Quelqu’un prononce mon prénom. Je m’aperçois, troublée, que je n’ai pas suivi les derniers échanges. Je cherche la personne qui m’a appelée, pour lui donner le change, cachant mon désarroi. C’est un Garde blond comme les blés, aux yeux pourtant très foncés, qui pique Arthus indirectement en me demandant s’il n’a pas été trop difficile à supporter. Je réponds avec un air très sérieux, tout en me pinçant le nez :

« Tant qu’il n’enlève pas ses chausses, ça va. »

Tout le monde part dans un terrible fou rire tandis qu’Arthus secoue la tête et me grogne :

« Ça ma chère, tu me le paieras ! »

Je lui offre mon plus beau sourire.

« J’attends de voir ça ! »

Très franchement, je ne vois pas comment il pourra se venger du mensonge que je viens de proférer. Arthus est énervant, il ne ronfle même pas la nuit. Difficile de lui trouver le moindre défaut, il valait mieux tricher. Par chance, si vengeance il y a, il est forcé de la reporter à plus tard. Lilly rebondit en effet sur ma remarque, captant son attention. Il lui répond, pince sans rire :

« Aurais-tu l’obligeance, Lilly, de t’occuper de tes pieds, pendant que je rétablis la réputation des miens ? »

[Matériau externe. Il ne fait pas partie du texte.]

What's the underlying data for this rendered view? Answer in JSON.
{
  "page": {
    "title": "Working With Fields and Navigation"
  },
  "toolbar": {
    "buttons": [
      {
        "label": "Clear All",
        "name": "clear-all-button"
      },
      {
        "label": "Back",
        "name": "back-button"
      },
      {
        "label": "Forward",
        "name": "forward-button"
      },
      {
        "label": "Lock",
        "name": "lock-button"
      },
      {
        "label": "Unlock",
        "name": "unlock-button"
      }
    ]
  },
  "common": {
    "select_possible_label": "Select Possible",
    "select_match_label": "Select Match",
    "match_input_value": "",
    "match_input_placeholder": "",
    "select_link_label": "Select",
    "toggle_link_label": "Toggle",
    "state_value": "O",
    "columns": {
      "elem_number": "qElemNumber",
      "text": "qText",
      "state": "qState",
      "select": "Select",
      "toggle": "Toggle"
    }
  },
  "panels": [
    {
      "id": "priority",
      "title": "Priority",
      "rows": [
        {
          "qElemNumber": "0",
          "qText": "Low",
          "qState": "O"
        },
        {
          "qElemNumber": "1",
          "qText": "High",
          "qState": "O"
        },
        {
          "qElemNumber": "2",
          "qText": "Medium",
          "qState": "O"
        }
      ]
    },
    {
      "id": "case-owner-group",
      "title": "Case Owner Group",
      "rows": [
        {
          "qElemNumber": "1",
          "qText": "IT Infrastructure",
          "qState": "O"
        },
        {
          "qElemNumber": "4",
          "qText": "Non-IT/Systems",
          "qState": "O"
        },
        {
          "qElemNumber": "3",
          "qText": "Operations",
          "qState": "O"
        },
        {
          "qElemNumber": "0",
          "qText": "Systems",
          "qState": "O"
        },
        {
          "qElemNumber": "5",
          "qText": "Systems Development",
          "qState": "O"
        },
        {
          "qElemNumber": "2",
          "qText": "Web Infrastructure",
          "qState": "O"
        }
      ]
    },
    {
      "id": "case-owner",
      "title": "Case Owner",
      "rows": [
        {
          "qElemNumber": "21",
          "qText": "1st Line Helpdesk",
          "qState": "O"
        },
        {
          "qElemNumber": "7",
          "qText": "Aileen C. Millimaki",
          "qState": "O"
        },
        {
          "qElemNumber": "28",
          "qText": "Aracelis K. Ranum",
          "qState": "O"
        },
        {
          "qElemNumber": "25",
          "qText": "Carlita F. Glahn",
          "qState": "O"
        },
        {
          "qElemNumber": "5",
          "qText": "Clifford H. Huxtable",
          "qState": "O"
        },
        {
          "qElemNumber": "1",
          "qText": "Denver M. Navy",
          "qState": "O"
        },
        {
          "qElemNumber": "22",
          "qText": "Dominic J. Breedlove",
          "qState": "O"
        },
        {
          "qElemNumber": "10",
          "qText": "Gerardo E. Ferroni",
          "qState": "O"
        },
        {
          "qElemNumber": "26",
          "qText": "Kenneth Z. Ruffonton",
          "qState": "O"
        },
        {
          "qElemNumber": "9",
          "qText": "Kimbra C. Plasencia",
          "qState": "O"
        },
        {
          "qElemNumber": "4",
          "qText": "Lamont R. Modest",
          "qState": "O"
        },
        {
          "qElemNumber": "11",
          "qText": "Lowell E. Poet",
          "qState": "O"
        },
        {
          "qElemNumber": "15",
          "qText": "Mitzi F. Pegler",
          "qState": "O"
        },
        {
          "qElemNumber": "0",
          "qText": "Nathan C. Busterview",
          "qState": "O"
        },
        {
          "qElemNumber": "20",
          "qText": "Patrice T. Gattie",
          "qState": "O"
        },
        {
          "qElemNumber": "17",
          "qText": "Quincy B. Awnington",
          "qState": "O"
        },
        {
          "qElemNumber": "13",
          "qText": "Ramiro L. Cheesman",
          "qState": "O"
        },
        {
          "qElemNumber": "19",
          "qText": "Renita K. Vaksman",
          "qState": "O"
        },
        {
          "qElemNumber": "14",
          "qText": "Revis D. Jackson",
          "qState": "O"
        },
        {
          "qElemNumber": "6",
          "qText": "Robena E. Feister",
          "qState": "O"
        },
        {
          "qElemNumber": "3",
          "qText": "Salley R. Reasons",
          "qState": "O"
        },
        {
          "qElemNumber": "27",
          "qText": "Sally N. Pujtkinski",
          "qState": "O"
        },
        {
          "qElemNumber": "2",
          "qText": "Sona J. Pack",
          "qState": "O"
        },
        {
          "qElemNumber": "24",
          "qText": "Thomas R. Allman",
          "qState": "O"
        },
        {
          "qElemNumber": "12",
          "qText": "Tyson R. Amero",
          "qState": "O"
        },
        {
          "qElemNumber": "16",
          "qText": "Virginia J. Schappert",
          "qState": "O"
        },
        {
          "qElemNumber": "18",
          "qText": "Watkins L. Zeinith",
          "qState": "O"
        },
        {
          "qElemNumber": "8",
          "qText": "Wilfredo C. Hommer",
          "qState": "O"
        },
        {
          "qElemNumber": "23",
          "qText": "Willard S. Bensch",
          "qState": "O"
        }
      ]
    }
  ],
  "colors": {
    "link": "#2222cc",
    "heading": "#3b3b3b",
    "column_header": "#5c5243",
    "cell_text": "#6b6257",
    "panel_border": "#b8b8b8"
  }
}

De nouveau, tout le monde est secoué d’un rire bon enfant.

La soirée se termine tardivement, les jeunes Gardes et Gardiennes qui n’ont pas de famille restent pour aider à faire de l’ordre. Certains dorment sur place, ils ont un peu trop bu, ou bien habitent à l’autre bout de la cité. Mon frère se prépare à prendre place sur son divan. Je m’apprête à lui sortir ses draps et couvertures de la chambre, quand je m’aperçois qu’il s’y est glissé derrière moi, fermant la porte. Il me regarde avec un air soucieux, semblant chercher ses mots. Après quelques instants de silence, il murmure :

« Je sais que je n’ai pas à m’occuper de tes affaires mais... Sincèrement, que s’est-il passé entre toi et Arthus ? »

Je suis stupéfaite. Je secoue la tête en faisant semblant de ne pas comprendre. Mon frère hausse les sourcils et se rapproche de moi. Il n’a certainement pas envie que nos échanges s’entendent côté salon. Il baisse sa voix d’un ton.

« Je te connais bien, et tu n’es pas tout à fait toi-même quand il est là. Lui non plus d’ailleurs. Je voudrais juste savoir quel est le problème. »

Je retiens un soupir soulagé de justesse. Il me faut rassurer Tristhan, sans trop en faire. Je tiens à protéger mon petit jardin secret.

« Il y a eu un malentendu entre nous, rien de plus.

— Un malentendu ? De quel genre ? 

— Je me suis méprise sur ses intentions. Rien de plus. Mais cela jette un froid, tu comprends ? C’est pour ça qu’on essaye de garder quelques distances. Ne va pas t’imaginer qu’il m’a manqué de respect ou autre chose. »

Mon frère me regarde d’une façon complètement inexpressive. Puis une forme de tristesse voile son regard. Comme je n’ajoute rien et que j’ai toujours les bras chargés, il s’efface pour me laisser quitter la chambre, sans un mot de plus. Je songe, mal à l’aise, qu’il lit trop bien en moi.